Bislang, sagt Brockhaus, stünden beim Thema Raubkunst und Provenienz stets größere und bekannte Häuser im Mittelpunkt. »Aber es gibt allein in Deutschland 6.000 Museen – was passiert eigentlich in den kleinen Häusern, von denen man nie etwas hört oder liest in den Medien?« Auch dort gebe es zweifellos frag-würdige Bestände. Dass die kleinen Museen »nun wirklich nicht viel Geld« hätten, müsse kein Hinderungsgrund sein, denn auf den üblichen Eigenanteil könne bei der öffentlichen Förderung in begründeten Fällen verzichtet werden. Außerdem sei es sicher sinnvoll, wenn sich kleinere Häuser in Sachen Provenienzforschung zu gemeinsamen Projekten zusammenschließen. Wäre das, zum Beispiel, eine Aufgabe für jene 20 Häuser, die sich zum Netzwerk der »RuhrKunstMuseen« zusammengetan haben? Durchaus, sagt Brockhaus, »eine gute Idee«.
Dass Museen sich den Medien gegenüber zuweilen »zugeknöpft« geben, wenn es um Raubkunst und Provenienz geht, müsse nicht verdächtig sein, meint Brockhaus. In der Recherche-Phase sei es sogar wichtig, mit Fällen unsicherer Provenienz »nicht voreilig an die Öffentlichkeit zu gehen; das muss ordentlich zu Ende gebracht werden können.« Gerade die »fairen und gerechten« Kompromisslösungen geraten leicht in Gefahr, wenn öffentlich darüber spekuliert wird. Nach Abschluss eines Projekts dagegen »erwartet die Arbeitsstelle für Provenienzforschung, dass der Vorgang öffentlich und transparent gemacht wird«. Diese Ergebnisse dann auch überregional zu kommunizieren, sei wiederum künftige Aufgabe der Berliner und Magdeburger Institutionen, die allerdings derzeit beide mit Arbeit am Fall Gurlitt »zugedeckt« seien.

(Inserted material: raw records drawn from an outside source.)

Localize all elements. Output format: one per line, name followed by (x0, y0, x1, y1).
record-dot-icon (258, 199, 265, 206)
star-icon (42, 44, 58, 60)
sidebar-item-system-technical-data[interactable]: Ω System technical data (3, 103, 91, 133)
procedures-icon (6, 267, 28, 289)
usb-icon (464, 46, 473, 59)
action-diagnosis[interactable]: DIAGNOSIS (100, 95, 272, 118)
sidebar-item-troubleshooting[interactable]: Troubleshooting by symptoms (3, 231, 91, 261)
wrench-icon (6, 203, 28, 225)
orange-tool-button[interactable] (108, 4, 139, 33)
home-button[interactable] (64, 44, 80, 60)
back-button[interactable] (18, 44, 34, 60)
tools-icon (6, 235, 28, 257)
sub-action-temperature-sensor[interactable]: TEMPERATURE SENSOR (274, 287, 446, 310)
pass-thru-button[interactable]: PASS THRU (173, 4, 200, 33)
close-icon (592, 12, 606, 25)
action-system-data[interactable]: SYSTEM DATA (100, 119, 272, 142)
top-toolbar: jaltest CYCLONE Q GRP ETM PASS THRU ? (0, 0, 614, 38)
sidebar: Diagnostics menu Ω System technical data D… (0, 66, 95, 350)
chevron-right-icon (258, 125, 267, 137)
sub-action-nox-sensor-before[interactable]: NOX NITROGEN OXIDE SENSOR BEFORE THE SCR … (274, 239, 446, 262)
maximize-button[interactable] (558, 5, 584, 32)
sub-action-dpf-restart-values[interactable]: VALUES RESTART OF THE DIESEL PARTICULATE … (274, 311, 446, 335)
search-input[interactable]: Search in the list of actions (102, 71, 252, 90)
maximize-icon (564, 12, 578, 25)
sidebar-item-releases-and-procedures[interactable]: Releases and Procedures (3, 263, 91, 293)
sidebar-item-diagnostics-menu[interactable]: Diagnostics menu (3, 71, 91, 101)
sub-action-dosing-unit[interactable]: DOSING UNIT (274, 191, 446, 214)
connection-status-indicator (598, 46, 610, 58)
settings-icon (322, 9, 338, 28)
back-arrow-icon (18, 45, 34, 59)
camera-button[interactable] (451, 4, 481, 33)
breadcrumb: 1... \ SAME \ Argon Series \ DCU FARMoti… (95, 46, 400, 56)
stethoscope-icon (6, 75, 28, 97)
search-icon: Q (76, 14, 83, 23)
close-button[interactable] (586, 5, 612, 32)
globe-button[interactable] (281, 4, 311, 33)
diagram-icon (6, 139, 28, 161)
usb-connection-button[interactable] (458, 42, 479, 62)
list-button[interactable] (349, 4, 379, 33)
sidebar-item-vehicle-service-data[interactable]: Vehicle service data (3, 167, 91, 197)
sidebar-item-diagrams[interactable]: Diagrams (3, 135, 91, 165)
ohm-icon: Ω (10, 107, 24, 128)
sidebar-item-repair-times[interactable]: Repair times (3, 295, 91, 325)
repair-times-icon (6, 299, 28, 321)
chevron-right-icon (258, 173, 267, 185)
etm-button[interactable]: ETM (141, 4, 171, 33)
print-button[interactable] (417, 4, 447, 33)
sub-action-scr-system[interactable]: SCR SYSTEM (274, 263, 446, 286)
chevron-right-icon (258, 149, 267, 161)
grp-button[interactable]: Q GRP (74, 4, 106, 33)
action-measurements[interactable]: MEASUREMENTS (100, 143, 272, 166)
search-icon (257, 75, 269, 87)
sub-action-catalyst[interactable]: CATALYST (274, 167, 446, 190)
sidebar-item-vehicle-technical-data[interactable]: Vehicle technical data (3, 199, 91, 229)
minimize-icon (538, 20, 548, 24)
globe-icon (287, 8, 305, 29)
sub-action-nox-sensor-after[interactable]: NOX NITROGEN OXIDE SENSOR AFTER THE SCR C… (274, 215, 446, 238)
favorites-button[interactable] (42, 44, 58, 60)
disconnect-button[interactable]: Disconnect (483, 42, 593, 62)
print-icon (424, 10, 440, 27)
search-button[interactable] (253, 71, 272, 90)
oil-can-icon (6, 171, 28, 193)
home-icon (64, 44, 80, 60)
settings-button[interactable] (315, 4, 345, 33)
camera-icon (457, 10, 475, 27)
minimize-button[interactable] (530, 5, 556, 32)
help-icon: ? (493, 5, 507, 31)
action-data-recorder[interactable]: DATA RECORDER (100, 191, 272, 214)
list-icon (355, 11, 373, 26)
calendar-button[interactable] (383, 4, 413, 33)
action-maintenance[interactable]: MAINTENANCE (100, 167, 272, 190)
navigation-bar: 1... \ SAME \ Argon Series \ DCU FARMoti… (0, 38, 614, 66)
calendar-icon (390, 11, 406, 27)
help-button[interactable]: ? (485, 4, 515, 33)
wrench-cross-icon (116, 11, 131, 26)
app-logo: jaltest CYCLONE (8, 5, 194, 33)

Die Betreuer öffentlicher Sammlungen sind qua Amt dazu verpflichtet, Bestände unklarer Herkunft darauf zu prüfen, ob sie irgendwann durch die Hände »ausmerzender« NS-Kulturbürokraten oder raffgieriger Bonzen und deren Greifkommandos gegangen sind. Bei einstigem Beutegut in privater Hand – Brockhaus vermutet da einen riesigen Bestand teils hoher Qualität – dürfte es in erster Linie eine Gewissensfrage sein, ob man einem Verdacht nachgeht oder nicht. Wer sich im Stillen an Raubgut oder Hehlerware freuen will, den wird man daran nicht hindern können. Sobald es aber um den Verkauf eines zweifelhaften Stückes geht, kommt ein pekuniärer Aspekt ins Spiel: »Käufer sind jetzt gewarnt«, sagt Brockhaus, »die wollen sicher sein, dass das Objekt nicht aus trüber Quelle stammt.« Auch ein Motiv, dass sich »der Handel selbst reinigt« und den »Kunstmarkt sauber hält«. Gurlitt sei Dank.